Posted on February 14, 2011

Wendy Armbruster Bell says:

Thanks for your comment Lori!

Posted on February 14, 2011

Amy says:

My milk supply has been great and my daughter is now three months old, but the past couple of days she has been refusing my breast milk so I smelled it and its sour even the milk I freshly express is sour smelling and she wont drink it. Is it time to switch to formula?

Posted on March 20, 2011

Wendy Armbruster Bell says:

Hi Amy,

Thanks for your comment. Are you saying that as soon as your milk is expressed she won't take it or has it been in the fridge or at room temperature for a while?
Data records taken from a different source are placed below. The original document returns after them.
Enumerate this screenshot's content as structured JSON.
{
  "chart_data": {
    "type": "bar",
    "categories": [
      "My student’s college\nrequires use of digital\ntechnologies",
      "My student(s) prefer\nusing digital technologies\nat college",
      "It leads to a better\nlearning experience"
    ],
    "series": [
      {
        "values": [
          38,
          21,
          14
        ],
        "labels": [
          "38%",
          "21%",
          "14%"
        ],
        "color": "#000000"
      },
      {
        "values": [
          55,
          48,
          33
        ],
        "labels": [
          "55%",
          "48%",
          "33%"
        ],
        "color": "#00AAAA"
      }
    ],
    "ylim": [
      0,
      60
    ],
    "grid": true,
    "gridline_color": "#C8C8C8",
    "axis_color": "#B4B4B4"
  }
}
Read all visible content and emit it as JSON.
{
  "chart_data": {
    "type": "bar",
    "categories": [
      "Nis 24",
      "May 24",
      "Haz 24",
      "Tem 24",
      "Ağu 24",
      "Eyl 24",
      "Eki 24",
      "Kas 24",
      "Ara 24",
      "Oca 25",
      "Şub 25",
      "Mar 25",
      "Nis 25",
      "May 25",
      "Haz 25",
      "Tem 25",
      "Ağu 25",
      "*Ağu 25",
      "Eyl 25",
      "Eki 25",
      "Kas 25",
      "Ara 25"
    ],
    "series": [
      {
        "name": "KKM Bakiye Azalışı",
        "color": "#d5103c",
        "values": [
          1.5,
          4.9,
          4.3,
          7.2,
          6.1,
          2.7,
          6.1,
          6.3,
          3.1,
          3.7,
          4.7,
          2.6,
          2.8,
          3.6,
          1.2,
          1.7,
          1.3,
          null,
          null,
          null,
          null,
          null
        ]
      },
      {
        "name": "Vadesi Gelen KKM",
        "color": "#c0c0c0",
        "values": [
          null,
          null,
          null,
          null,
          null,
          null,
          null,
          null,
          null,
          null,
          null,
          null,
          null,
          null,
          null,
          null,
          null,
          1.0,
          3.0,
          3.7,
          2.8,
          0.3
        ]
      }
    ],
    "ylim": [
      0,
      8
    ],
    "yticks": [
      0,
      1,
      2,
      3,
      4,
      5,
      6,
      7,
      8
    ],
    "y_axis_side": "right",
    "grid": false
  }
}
If the latter, you will need to scald your milk immediately after expressing.

Let me know...

Wendy

Posted on March 20, 2011

alyssa says:

Just to ask, if I scald some of those that have not turned bad after defrosting.. is it ok? I am so afraid that the moment they are defrosted, they will start to have the lipase smell quickly within 24 hours.

Posted on May 18, 2011

Wendy Armbruster Bell says:

Hi Alyssa,

Thank you for your comment. Do you know that you have a lipase problem? You could try defrosting some milk and put it into two containers, scald one and not the other and compare I guess, however from my understanding, you would need to scald the milk as soon after expressing as possible as it starts to break down right away ONLY if you have excess lipase though. See Kelly Mom and the comments above for more information. I hope that helps. :-)

All the best,

Wendy

Posted on May 18, 2011

Stephanie says:

So relieved to find this blog! I work full time and pump so my hubby can feed our 5 month old. It has been going well...but I did notice a funky smell in milk that have been in the fridge for 3 days (that's usually the longest it's there). I freaked out and poured it down the drain! *huge sigh*. Now, after the weekend .... Same thing. Milk I pumped Friday smells like a cross between metal and sulfur. This time though... I tasted it. And it tasted fine to me. We will see how it goes today... Thanks for all the info and sharing, Ladies! Good to know I'm not alone.

Posted on August 1, 2011

Wendy Armbruster Bell says:

Thanks for stopping by Stephanie!

Wendy

Posted on August 1, 2011

Sarah says:

Ooooooh! My poor husband! I have been telling him for months now that he needs to rinse the bottles better to get the soap out of them! LOL. Its me, neverming then. My LO's have been drinking EBM for months so they don't mind the taste. And it doesn't make them sick.